Council to consider preferential bidding ordinance that could cost local taxpayers more

By Ed Martin, The Leader Editor

The Lemoore City Council will consider adopting a preferential bidding ordinance at its Tuesday meeting that could conceivably cost local taxpayers upwards of $300,000 a year if approved, though city staff estimates the realistic costs are likely to be less.

Some council members have been seeking an ordinance to support local contractors as they bid for major projects within the City of Lemoore.

The council came to a consensus of sorts at their July 16 meeting that it will give local contractors a break when it comes to bidding on Lemoore projects, despite evidence that local contractors already receive a majority of the bids last year, and an ordinance requiring a local bidding preference wouldn’t have made any difference.

Council members had instructed city staff to determine if a 5 percent of 3 percent preference would have helped local bidders gain an advantage in local projects where state or local funding is not used.

Council members got a look at that staff report at their last meeting July 16 and reactions were mixed. It turns out that based on the 2012-13 list of projects that went out to bid, most of them were in fact already awarded to a local contractor, and if the ordinance were in effect during the same period of time, it wouldn’t have made any  difference.

Council members came to a consensus of sorts that a 5 percent preference for local bidders within the city limits and a 3 percent preference for those in the local zip code area was the right approach. What this means is that if a local contractor is within 5 percent of the lowest bid, he or she may earn the contract, instead of the low bidder, who isn’t local.

Administrative Analyst Lauren Apone, told council members at the July 16 gathering that she tabulated all the bids awarded in the past 12 months, which totaled $6,530,000. She went on to state if every single bid award had a local bidder that was 5 percent higher than the lowest bidder, and the city paid 5 percent higher than the lowest bid to award to that local contractor, this would have cost the city an additional $326,500. If the city had used the 3 percent figure, the cost to the city and taxpayers would have been $195,900. A 1 percent preference would have cost the city $65,300.

 Apone also suggested that if the City of Lemoore would have had an ordinance in place in the last 12 months, none of the bids would have been affected and the city wouldn’t have paid any additional money. It turns out at least one local bidder, Cen Cal Paving, won a majority of the city’s paving projects in the last 12 months.

“In reality it would have been zero if we had an ordinance in place last year. None of the bids would have been affected,” she said. “We had one low bidder (Cen Cal Paving) that won a majority of our bids to begin with,” she added.

Additionally the local bidders that bid on the other projects were more than 5 percent higher on their bids and would not have been eligible for the preference. The one local bid that was only 4 percent higher than the low bid on a project that was ineligible for the local bidding preference due to state or federal projects.

At least one council member, John Gordon, was not at all pleased with the analysis and suggested a larger sampling. “I wasn’t satisfied with the sample,” he said, citing the need for a larger sample. “We should expand this study so we get a better feel of what’s going on here.”

He also offered an alternative. “I would be fine with going with three or five percent and see what happens in a year,” he said.

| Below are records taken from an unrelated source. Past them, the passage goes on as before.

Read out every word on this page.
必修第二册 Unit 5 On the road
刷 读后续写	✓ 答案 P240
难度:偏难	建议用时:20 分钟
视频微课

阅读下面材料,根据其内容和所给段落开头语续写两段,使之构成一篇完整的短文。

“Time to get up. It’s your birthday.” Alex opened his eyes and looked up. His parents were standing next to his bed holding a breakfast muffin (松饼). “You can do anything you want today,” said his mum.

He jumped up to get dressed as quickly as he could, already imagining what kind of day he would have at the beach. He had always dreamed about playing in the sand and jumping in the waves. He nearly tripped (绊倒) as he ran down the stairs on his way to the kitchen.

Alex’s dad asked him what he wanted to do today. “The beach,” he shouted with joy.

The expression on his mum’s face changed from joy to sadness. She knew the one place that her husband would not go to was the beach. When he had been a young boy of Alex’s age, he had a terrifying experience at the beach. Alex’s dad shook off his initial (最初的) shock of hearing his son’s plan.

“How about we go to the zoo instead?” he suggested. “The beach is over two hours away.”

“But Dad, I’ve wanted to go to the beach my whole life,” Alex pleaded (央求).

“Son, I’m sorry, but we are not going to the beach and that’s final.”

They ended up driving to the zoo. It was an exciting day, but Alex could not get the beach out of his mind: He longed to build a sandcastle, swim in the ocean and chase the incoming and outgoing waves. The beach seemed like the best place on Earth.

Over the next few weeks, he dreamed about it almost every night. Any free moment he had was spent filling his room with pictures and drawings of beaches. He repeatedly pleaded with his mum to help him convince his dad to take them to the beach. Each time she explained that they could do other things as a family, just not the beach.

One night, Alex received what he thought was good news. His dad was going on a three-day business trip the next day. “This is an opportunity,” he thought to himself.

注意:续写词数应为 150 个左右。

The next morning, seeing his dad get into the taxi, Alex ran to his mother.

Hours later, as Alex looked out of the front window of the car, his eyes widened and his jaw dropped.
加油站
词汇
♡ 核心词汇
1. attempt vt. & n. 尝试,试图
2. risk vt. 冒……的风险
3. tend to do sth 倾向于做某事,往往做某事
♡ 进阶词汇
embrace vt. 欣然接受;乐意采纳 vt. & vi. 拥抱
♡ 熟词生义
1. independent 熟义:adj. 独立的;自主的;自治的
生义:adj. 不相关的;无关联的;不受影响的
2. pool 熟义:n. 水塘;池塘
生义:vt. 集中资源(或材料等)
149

Council members finally decided on a pair of bidding approaches. Any bid under $250,000 in which a local bidder is within five percent (within the city limits) or three percent (within the Lemoore zip code area) that bidder may get the contract, and the city would make up the difference. Any contract over $250,000 if a local bidder is again within the parameters, it can match the bid, the difference would have to come out of their own pockets, not the city’s.

Mayor Billy Siegel seemed to disregard the staff report findings and suggested that local contractors can’t compete with their larger out-of-town counterparts due to certain overhead costs such as fuel and travel. He said that five percent can make all the difference to a local bidder.

“They (locals) don’t get as many jobs because they’re not able to compete in Lemoore, Hanford, San Francisco, they’re a local bidder,” he said. “And that’s how they compete by charging that little five percent more is what they need to charge because that saves them on fuel … and travel. It saves them on things but they have to pay a higher cost on getting the product here because this isn’t a major hub for delivery.

“There is a cost of doing business locally that is incurred by our local businesses,” he added. “That’s what we’re trying to give back to them because they spend the money here.

“That five percent is the difference.”